Why cloud in the life sciences?

  • Access to resources – Flexible configurations – On-demand – Cost-efficient?
  • Collaborate on international level – Publish/federate data – E.g. Large sequencing initiatives, “move compute to the data”
  • New types of analysis environments

– Hadoop/Spark/Flink etc. – Microservices, Docker, Kubernetes, Mesos 14

MicroServices

  • Decompose functionality into smaller, loosely coupled, on-demand services communicating via an API – “Do one thing and do it well”
    • Services are easy to replace, language-agnostic
    • Minimize risk, maximize agility
    • Suitable for loosely coupled teams
    • Portable - easy to scale
    • Multiple services can be chained into larger tasks Software containers (e.g. Docker) are ideal for microservices!

PhenoMeNal

  • Horizon 2020 project, 2015-2018
    • Virtual Research Environments (VRE), Microservices, Workflows
    • Towards interoperable and scalable Metabolomics data analysis
    • Private environments for sensitive data http://phenomenal-h2020.eu/ DockerHub Virtual Infrastructure GitHub


M. Capuccini:

  • EasyMapReduce has been developed for scientific applications.
  • High-throughput methods produced massive datasets using frameworks like Spark and Hadoop for high-throughput analysis.
  • sometimes the effort of reimplementing scientific tools in Spark or Hadoop can't be sustained by research groups.

EasyMapReduce aims to provide the means to run existing serial tools in MapReduce fashion.
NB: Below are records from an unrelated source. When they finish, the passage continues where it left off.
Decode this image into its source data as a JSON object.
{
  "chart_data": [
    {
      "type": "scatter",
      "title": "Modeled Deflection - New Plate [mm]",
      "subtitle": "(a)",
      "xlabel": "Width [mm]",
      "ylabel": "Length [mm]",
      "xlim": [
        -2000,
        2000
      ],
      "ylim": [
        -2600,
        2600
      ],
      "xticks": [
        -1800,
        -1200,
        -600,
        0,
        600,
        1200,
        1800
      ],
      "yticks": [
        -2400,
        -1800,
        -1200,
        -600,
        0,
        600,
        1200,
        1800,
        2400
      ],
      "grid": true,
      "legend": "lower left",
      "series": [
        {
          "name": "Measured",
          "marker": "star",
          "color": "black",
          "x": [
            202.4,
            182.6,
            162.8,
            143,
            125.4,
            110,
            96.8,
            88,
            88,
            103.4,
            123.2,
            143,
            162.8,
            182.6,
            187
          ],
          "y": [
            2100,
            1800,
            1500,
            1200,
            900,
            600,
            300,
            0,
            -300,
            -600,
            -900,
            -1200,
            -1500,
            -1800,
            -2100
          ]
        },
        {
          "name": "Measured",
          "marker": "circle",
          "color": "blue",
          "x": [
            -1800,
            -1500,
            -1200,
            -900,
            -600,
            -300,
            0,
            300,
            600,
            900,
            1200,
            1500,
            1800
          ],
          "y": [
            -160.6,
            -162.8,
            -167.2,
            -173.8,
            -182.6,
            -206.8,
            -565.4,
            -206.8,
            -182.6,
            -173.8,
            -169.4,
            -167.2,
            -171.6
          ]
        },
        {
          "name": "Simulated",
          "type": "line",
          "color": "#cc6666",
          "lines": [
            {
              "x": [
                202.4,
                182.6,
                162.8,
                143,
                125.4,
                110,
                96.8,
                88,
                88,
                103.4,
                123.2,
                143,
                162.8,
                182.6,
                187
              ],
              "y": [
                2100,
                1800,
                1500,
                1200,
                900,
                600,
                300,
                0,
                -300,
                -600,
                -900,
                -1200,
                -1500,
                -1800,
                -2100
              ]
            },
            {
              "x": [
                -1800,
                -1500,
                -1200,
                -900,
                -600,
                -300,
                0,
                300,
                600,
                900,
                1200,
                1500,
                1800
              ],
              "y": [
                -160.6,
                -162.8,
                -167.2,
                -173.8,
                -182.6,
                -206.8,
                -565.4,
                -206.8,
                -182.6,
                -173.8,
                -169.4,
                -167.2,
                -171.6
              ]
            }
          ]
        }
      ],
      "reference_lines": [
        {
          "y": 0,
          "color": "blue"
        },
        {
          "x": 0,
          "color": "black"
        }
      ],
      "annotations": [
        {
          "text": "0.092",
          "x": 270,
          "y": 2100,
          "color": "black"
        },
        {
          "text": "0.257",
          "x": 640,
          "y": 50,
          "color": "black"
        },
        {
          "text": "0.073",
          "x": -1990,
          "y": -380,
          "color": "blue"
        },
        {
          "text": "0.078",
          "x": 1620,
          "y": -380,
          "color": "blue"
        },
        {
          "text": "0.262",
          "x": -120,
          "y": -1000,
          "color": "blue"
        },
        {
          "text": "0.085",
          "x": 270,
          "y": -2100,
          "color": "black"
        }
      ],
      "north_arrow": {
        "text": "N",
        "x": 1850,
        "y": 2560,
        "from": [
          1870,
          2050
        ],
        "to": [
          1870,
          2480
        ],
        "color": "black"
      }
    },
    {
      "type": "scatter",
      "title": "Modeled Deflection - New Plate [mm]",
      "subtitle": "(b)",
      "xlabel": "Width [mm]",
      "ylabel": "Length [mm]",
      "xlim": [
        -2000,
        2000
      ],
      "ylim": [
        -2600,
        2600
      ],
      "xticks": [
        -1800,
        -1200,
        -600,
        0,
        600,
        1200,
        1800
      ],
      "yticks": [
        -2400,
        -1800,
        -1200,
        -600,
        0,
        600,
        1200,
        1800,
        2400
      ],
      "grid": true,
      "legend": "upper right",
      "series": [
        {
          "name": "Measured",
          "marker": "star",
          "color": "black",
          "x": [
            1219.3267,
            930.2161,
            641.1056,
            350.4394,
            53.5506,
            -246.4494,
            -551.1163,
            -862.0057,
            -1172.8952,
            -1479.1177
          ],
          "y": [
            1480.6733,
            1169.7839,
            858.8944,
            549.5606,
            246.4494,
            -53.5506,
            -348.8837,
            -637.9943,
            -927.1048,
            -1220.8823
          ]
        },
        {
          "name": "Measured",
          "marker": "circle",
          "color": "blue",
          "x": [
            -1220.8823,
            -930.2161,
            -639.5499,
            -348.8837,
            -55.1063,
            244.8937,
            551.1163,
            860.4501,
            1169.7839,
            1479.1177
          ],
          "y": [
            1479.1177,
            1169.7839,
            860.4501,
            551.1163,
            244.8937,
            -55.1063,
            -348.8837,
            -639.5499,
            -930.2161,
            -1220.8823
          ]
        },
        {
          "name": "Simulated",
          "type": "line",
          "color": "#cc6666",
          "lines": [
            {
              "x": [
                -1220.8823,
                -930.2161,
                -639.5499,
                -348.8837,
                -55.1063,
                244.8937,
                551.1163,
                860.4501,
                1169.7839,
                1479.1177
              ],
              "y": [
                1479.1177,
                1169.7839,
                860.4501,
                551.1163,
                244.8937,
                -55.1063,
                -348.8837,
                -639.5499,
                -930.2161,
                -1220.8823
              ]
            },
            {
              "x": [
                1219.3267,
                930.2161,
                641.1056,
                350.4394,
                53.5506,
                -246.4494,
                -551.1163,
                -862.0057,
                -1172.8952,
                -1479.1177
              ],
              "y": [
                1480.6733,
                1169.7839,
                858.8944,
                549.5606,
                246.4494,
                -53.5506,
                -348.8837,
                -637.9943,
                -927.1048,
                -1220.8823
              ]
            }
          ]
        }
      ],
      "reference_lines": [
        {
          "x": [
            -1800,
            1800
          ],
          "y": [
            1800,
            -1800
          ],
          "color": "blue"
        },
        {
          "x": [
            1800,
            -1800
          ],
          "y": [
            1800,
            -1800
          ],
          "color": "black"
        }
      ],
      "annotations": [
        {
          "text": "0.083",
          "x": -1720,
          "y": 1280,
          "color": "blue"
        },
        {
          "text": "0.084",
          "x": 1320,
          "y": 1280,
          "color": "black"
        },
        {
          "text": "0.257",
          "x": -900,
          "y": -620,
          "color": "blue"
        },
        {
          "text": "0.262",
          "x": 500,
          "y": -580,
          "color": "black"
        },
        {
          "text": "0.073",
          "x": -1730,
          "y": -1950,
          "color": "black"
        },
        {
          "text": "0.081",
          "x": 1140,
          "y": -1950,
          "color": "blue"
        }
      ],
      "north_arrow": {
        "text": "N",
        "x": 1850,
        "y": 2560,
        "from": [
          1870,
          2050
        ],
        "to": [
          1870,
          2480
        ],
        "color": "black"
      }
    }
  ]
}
Many of the available scientific tools are trivially parallelizable, MapReduce can be used to parallelize the computation.

  • it's difficult for the system administrator to maintain software, which may be installed on each node of the cluster, in multiple version.
  • Instead of running commands straight on the compute nodes, EasyMapReduce starts a user-provided Docker image that wraps a specific tool and all of its dependencies, and it runs the command inside the Docker container.
  • The data goes from Spark through the Docker container, and back to Spark after being processed, via Unix files.

If the TMPDIR environment variable in the worker nodes points to a tmpfs very little overhead will occur.